Ao fim de 20 anos, há naturalmente um "cansaço bloguístico"... Já fizemos pelo menos 10 "comissões na Guiné", cada uma de 2 anos... Não há "tuga" nem "turra" que aguente!... Tudo isto para dizer que é uma pena o texto intimista do Zé Teixeira passar um pouco ao lado, na voragem dos dias... Merecia ter, pelo menos, uma boa meia dúzia de comentários... Há uns anos atrás tê-los-ia... Desculpas ? Estamos "velhos e cansados"... Não vale a pena arranjar desculpas !...
O Zé Belo, distante, enigmático, lapónico..., interpelou-nos, mais um vez com uma questão existencial: "Será possível regressar de onde nunca se chegou para o que já não existe?"... A esta hora da manhã, sem tomar o meu pequeno almoço ("uma salada de banana, maçã reineta ou pera rocha, morangos, nozes da Califórnia e iogurte grego"... + um café!), não me atrevo a sequer a equacioná-la... quanto mais a tentar respondê-la... Mas mexe com a gente..., mexeu comigo!...
Como mexeu a leitura, a primeira que fiz hoje (e só hoje!, às 7 da manhã), da reflexão, pungente, do Zé Teixeira, "A guerra nunca acaba, fica connosco"... Levei um murro no estômago vazio!...Revi-me em grande parte na história de vida do Zé, o seu percurso foi o de muitos nós... Um calvário doloroso que cada um de nós, antigos combatentes, percorreu... antew, durante e depois da Guiné....Solitário!...Mesmo nos momentos mais exaltantes das nossas vidas, pessoais, familiares e coletivas, tivemos de pôr entre parênteses a p*ta da guerra que fomos obrigados a fazer e da qual regressámos com um sentimento, pesado, opressivo... Regressámos com vida, mas, muitos de nós, com a "morte na alma"... Cumprimos o "dever para com a Pátria! (!)" (que está sempre acima dos regimes políticos), ou seja, pagámos-lhe o "imposto de sangue" que ela nos exigiu... Retomámos o nosso lugar (que já não era o mesmo!), continuámos a ter o direito de viver aqui e agora, mesmo que muitos também tenham optado por seguir os caminhos da diáspora (e de "novos exílios", como o Zé Belo)...

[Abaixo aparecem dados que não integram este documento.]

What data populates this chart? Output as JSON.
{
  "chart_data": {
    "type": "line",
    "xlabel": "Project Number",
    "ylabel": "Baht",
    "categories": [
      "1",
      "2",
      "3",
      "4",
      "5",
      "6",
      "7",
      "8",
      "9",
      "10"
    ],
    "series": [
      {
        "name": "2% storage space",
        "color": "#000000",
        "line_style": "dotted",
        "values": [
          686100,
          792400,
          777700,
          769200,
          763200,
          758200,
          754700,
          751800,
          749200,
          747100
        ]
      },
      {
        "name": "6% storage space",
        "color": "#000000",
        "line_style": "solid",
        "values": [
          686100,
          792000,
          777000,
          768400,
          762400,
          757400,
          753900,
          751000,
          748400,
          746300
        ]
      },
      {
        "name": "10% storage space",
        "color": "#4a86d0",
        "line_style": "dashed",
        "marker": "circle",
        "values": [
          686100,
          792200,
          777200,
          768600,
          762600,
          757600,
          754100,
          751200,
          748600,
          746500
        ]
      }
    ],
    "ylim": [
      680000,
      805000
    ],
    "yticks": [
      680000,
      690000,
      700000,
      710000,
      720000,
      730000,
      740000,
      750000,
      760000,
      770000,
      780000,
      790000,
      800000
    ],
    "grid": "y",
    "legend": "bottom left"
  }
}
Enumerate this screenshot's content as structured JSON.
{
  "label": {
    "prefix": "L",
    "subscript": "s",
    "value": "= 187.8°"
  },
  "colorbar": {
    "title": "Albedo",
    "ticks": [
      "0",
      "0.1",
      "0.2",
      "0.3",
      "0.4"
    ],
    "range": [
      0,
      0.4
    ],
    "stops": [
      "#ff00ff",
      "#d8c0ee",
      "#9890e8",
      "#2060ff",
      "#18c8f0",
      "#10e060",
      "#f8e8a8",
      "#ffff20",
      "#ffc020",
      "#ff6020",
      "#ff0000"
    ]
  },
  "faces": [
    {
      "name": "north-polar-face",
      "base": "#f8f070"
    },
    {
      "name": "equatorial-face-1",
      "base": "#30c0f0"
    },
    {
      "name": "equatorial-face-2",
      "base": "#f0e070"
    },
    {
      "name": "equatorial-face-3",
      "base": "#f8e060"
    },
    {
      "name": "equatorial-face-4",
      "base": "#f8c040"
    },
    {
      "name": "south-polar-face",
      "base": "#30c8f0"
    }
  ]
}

Zé Teixeira, está lá tudo. De facto, a guerra nunca acaba, fica connosco. Nenhum de nós faria melhor. E arrematas com um sorriso e uma nota de esperança e de fé, reveladores da tua grandeza humana... Por outras palavras, e parafraseando o Pablo Neruda, disseste o que é importante: "Confesso que vivi"...(Horrível, ou pelo menos "chato", é chegar à porta do São Pedro, de mãos vazias, sem nada para negociar...).